Sunday, May 3, 2020

Who Determines How This Moment Ends?


Fate and Destiny

Fate: The development of events beyond a person’s control.

Destiny: Events that will necessarily happen to a particular person or thing.

I listened to one of Caroline Myss’ videos this morning—on the topic of fate and destiny. We are a species that continues to ask big questions, such as, “For what purpose was I born?” and, “What is my calling?” We constantly search for meaning in everything that happens to us. I suppose there are human beings who don’t wonder about these things, but I am not one of them. There is always a question hanging out there for me—what now? What am I to do now? I wonder whether you ask that question, too.

Since it is a mystical question—asked of God, or heaven, or whatever you hold as a higher power—the answers will come from that realm. They are what Jung would call “archetypal patterns.” According to Caroline Myss, our fate happens regardless of our natural abilities—our intelligence, our position in society, our genetic encoding.
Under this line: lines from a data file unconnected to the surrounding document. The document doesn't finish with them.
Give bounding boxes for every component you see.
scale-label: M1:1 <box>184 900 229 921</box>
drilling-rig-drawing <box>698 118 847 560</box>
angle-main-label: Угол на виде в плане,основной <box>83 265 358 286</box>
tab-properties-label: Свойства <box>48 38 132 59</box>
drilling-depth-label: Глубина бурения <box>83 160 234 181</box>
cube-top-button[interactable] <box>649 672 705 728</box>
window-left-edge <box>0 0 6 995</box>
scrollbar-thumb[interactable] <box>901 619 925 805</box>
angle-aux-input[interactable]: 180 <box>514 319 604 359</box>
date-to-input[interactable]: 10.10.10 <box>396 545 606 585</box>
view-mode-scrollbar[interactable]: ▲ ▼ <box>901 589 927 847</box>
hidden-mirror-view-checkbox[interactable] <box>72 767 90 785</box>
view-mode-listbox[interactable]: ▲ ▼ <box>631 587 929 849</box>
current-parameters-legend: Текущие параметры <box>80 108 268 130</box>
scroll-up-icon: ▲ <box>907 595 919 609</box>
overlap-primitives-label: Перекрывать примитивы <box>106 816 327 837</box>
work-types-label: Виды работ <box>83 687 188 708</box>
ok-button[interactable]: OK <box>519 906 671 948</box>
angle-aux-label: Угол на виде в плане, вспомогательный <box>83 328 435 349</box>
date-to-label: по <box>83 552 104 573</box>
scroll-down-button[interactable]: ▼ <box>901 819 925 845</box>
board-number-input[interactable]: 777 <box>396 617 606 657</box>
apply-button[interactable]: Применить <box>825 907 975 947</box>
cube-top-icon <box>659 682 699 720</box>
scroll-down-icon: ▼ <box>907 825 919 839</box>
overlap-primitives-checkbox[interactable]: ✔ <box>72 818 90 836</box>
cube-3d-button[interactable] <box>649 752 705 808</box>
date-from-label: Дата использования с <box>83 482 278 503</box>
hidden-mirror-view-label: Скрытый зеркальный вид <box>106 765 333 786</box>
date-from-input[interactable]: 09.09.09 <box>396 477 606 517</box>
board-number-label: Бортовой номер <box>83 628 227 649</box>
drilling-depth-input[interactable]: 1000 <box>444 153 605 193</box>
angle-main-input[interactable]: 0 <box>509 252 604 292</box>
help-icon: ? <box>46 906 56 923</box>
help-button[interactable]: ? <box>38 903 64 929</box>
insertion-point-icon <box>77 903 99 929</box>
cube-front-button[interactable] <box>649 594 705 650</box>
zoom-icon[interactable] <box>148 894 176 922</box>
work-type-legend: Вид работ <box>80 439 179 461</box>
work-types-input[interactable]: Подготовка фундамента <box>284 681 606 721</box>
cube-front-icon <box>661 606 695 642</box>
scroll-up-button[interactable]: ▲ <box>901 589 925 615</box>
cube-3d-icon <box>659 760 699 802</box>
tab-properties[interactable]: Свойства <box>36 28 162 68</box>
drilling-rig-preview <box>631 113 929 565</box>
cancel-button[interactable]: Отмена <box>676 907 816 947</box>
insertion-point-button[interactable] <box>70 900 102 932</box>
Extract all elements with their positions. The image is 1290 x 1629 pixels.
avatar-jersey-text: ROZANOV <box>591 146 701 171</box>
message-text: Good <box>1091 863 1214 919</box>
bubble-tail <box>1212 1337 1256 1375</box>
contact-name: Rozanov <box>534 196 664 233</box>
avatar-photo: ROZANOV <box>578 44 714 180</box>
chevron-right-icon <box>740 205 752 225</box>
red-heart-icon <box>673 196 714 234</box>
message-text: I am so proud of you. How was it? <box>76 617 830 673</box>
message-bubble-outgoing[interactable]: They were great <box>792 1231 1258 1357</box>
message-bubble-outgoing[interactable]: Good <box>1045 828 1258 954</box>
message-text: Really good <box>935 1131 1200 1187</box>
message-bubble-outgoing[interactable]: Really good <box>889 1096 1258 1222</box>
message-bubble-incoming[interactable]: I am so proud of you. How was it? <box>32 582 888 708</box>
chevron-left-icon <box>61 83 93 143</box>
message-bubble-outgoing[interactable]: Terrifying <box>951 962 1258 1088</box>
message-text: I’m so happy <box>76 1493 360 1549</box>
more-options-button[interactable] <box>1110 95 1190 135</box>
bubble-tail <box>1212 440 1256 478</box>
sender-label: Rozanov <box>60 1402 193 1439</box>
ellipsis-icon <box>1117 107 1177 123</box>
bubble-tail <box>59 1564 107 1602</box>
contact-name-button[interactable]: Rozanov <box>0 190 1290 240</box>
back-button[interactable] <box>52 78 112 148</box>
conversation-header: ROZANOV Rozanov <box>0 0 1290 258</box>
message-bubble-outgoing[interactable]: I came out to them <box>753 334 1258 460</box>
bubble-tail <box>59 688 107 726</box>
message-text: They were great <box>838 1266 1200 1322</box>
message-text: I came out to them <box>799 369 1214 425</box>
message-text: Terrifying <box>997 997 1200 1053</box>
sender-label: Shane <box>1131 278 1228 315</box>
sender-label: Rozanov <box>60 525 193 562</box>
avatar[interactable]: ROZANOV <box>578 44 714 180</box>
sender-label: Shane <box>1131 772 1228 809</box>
It happens when we relinquish control over our situation—or better put, our illusion of control. Right now, we are wrestling with the question of whether to continue to shelter in place or go about our lives as though there is no pandemic. Since the pandemic falls under the category of “fate,” we cannot control it, so it requires from us a choice—go out, or continue to stay in. I think it is fair to say that most of us are ambivalent at best.

The ancients believed that a person’s fate was determined by three goddesses: Clotho, Lachesis, and Atropos. Clotho spins the thread of a human life, Lachesis measures it out, and Atropos cuts it. According to Myss, we surrender to fate when we decide that we are helpless in the face of a circumstance; that it has power over us to determine outcome. Destiny, on the other hand, is when we decide not to be helpless. Destiny is determined by our ability to adapt, or what behavioral researchers call our “grit.” When we take the fate of a pandemic, for example, and decide that we will move through it, and not be overcome by it, we are determining our destiny. It takes faith, which, as we know, is a mystical force, so it falls into the territory of the soul. Once we decide that our destiny is not to collapse under the weight of our fate, all the forces of nature, the universe, and all our metaphysical allies, line up to help.

We see this every day. A good example is Trevor Noah, who was born to a single mother in South Africa during Apartheid. They were poor, had no idea how they would get by day to day, but that didn’t stop the mother from making certain that Trevor was fed, educated and cared for even when she herself had to go without to do it. Fate had placed them where they were, at a particular time, and in a certain circumstance, but they did not collapse in the face of it. Now Noah is supporting his furloughed staff through the pandemic from his own resources. He and his ally mother determined his destiny. And when any person steps up and steps into his/her destiny, it matters to all of us. It weaves wholeness into the fabric of the human race.

Fate has visited this pandemic upon the earth. Now it is up to us to determine our destiny in the face of it.